The exoplanet LP 890-9 c, a laboratory to distinguish distant twins of Venus and Earth

The Institute of Astrophysics of Andalusia (IAA-CSIC) participates in the development of a 3D global climate model of the extrasolar planet LP 890-9 c. These models are essential to analyze exoplanets similar to Earth, as well as to study their evolution


With more than 5,400 planets detected around distant stars, one of the current challenges lies in detecting Earth-like planets and studying their atmospheres. But the distance limits the possible observations, and it is necessary to carry out simulations that facilitate the interpretation of the data. Now, an international scientific team is developing a climate model for rocky exoplanets that could answer the following question: if they were observed at a distance of a hundred light-years, how could we tell a Venus-like planet from one like Earth?

The team chose the planet LP 890-9 c, located 106 light-years away and discovered in 2022. With a diameter of 1.37 times that of Earth, the planet orbits a red dwarf star -smaller and cooler than our Sun- at a distance that places it in the habitability zone, the region where the pressure and temperature conditions would allow liquid water to exist on the surface. But it is also very close to the region where a runaway greenhouse effect, such as that seen on Venus, would occur. 

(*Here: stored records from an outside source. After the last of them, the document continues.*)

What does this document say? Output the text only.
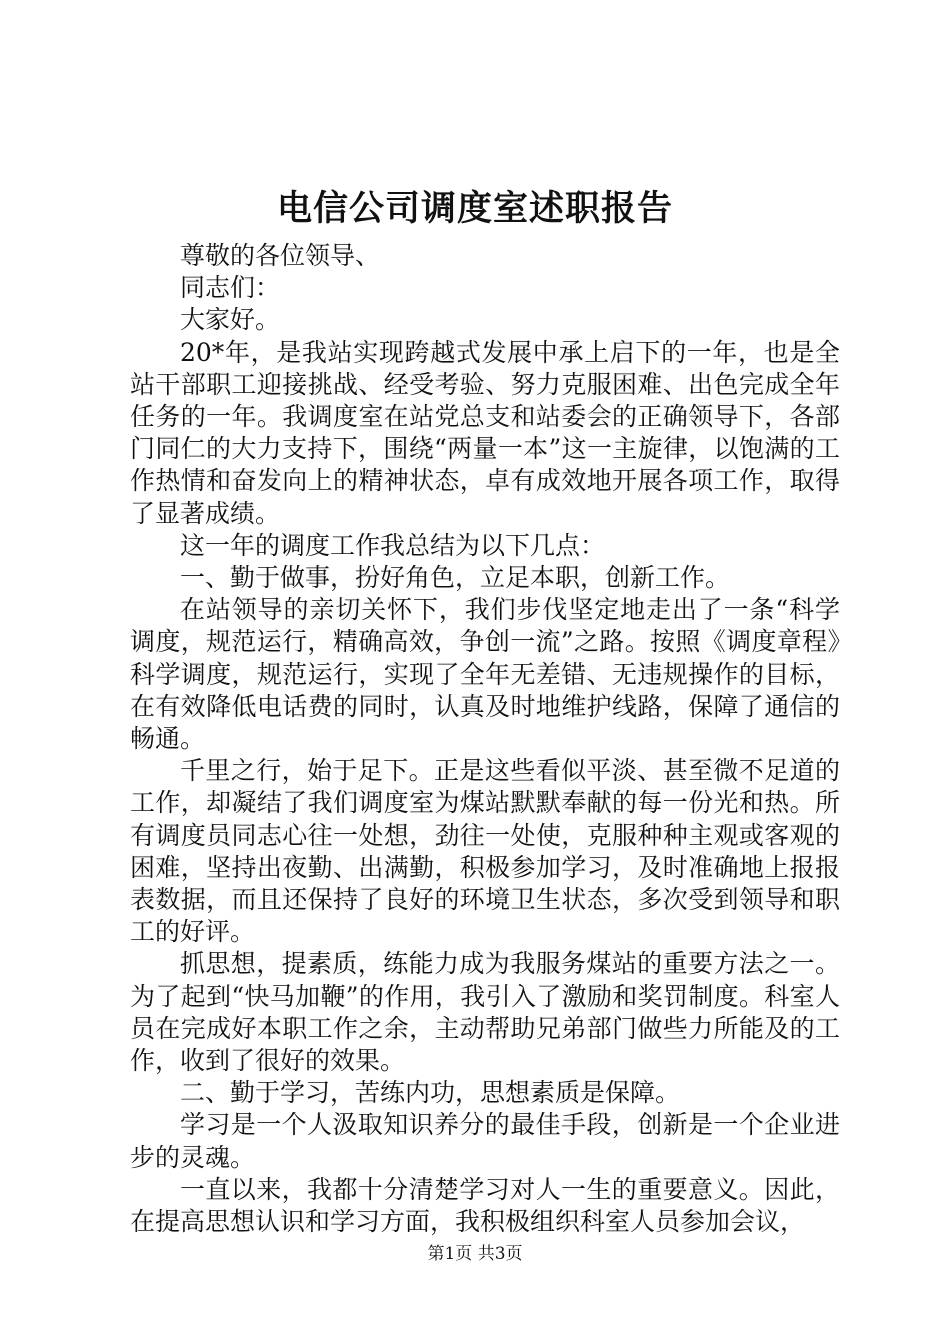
电信公司调度室述职报告

尊敬的各位领导、

同志们：

大家好。

20*年，是我站实现跨越式发展中承上启下的一年，也是全站干部职工迎接挑战、经受考验、努力克服困难、出色完成全年任务的一年。我调度室在站党总支和站委会的正确领导下，各部门同仁的大力支持下，围绕“两量一本”这一主旋律，以饱满的工作热情和奋发向上的精神状态，卓有成效地开展各项工作，取得了显著成绩。

这一年的调度工作我总结为以下几点：

一、勤于做事，扮好角色，立足本职，创新工作。

在站领导的亲切关怀下，我们步伐坚定地走出了一条“科学调度，规范运行，精确高效，争创一流”之路。按照《调度章程》科学调度，规范运行，实现了全年无差错、无违规操作的目标，在有效降低电话费的同时，认真及时地维护线路，保障了通信的畅通。

千里之行，始于足下。正是这些看似平淡、甚至微不足道的工作，却凝结了我们调度室为煤站默默奉献的每一份光和热。所有调度员同志心往一处想，劲往一处使，克服种种主观或客观的困难，坚持出夜勤、出满勤，积极参加学习，及时准确地上报报表数据，而且还保持了良好的环境卫生状态，多次受到领导和职工的好评。

抓思想，提素质，练能力成为我服务煤站的重要方法之一。为了起到“快马加鞭”的作用，我引入了激励和奖罚制度。科室人员在完成好本职工作之余，主动帮助兄弟部门做些力所能及的工作，收到了很好的效果。

二、勤于学习，苦练内功，思想素质是保障。

学习是一个人汲取知识养分的最佳手段，创新是一个企业进步的灵魂。

一直以来，我都十分清楚学习对人一生的重要意义。因此，在提高思想认识和学习方面，我积极组织科室人员参加会议，

第1页 共3页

The possibility that this planet is like Venus makes it an ideal laboratory to study the atmospheric evolution of Earth-like planets and to explain the climate divergence we observe between Earth and Venus. “Our model is intended to support the interpretation of future observations with the James Webb Space Telescope or the future Extremely Large Telescope (ELT), and will allow us to better characterise what we see in the atmosphere of these planets”, says Diogo Quirino, researcher at the Instituto de Astrofísica e Ciências do Espaço (IA) and first author of the paper. “The simulations presented here are the first step towards such a characterisation, which involves predicting the temperature and atmospheric circulation, and how these influence the observations”.


Until the 1960s, Venus was considered a possible twin of our planet. Both are in very close regions of the Solar System and have similar sizes and densities, but early missions to the neighbouring planet showed that Venus and Earth exhibit radically different conditions: the atmospheric pressure on Venus is ninety times higher than on Earth, it reaches 475 degrees Celsius at the surface and is covered with a dense layer of sulphuric acid clouds.

“However, it is very possible that both shared similar childhoods, with volcanic activity that released gases and formed atmospheres and, possibly, with liquid water on their surfaces, something we are seeking to confirm with EnVision, the next ESA mission to Venus in which the IAA-CSIC is participating”, says Gabriella Gilli, researcher at the Institute of Astrophysics of Andalusia (IAA-CSIC) and second author of the study. “On Venus, closer to the Sun, the heat must have evaporated the water completely through a runaway greenhouse effect, which generated the inhospitable conditions that exist today”. 

Based on the hypothesis that the climate at LP 890-9 c evolved into a modern Venus-like atmosphere, the team simulated it with a surface pressure 92 times higher than Earth's, a chemical composition 96.5% dominated by carbon dioxide, and a global mantle of sulphuric acid clouds.

The study of planets around M dwarf stars (the most common in our galaxy and where most terrestrial-type exoplanets have been found), such as LP 890-9 c, however, presents divergences with respect to our Solar System. In these stars, which are fainter than the Sun, the habitable zone is much closer to the Sun, and the planets in this region show synchronous rotation, with one side in permanent light and the other in permanent darkness. In addition, planets are exposed to the intense activity of red dwarfs, whose coronal mass ejections can sweep away entire atmospheres.  

Previous studies indicated, in fact, that carbon dioxide build-up in the atmosphere is one of the likely scenarios for the evolution of Earth-like planets around red dwarf stars. The newly published paper provides predictions of the temperature and wind speed at the top of the clouds, as well as the number of observations needed to characterise the atmosphere of this planet.

"One of the capabilities of 3D models is the calculation of the radiation emitted by the planet in certain regions of the electromagnetic spectrum", says Quirino. The work calculated how the infrared radiation emitted by the planet may vary along its orbit, which could produce patterns associated with the presence of an atmosphere that can be detected in future observations. "The idea of this work is to be prepared for when we detect an analogue of Venus: that we will be able to recognise it as such", concludes Gabriella Gilli (IAA-CSIC).



D. Quirino, G. Gilli et al. "3D Global climate model of an exo-Venus: a modern Venus-like atmosphere for the nearby super-Earth LP 890-9 c". Monthly Notices of Astronomical Society, June 2023.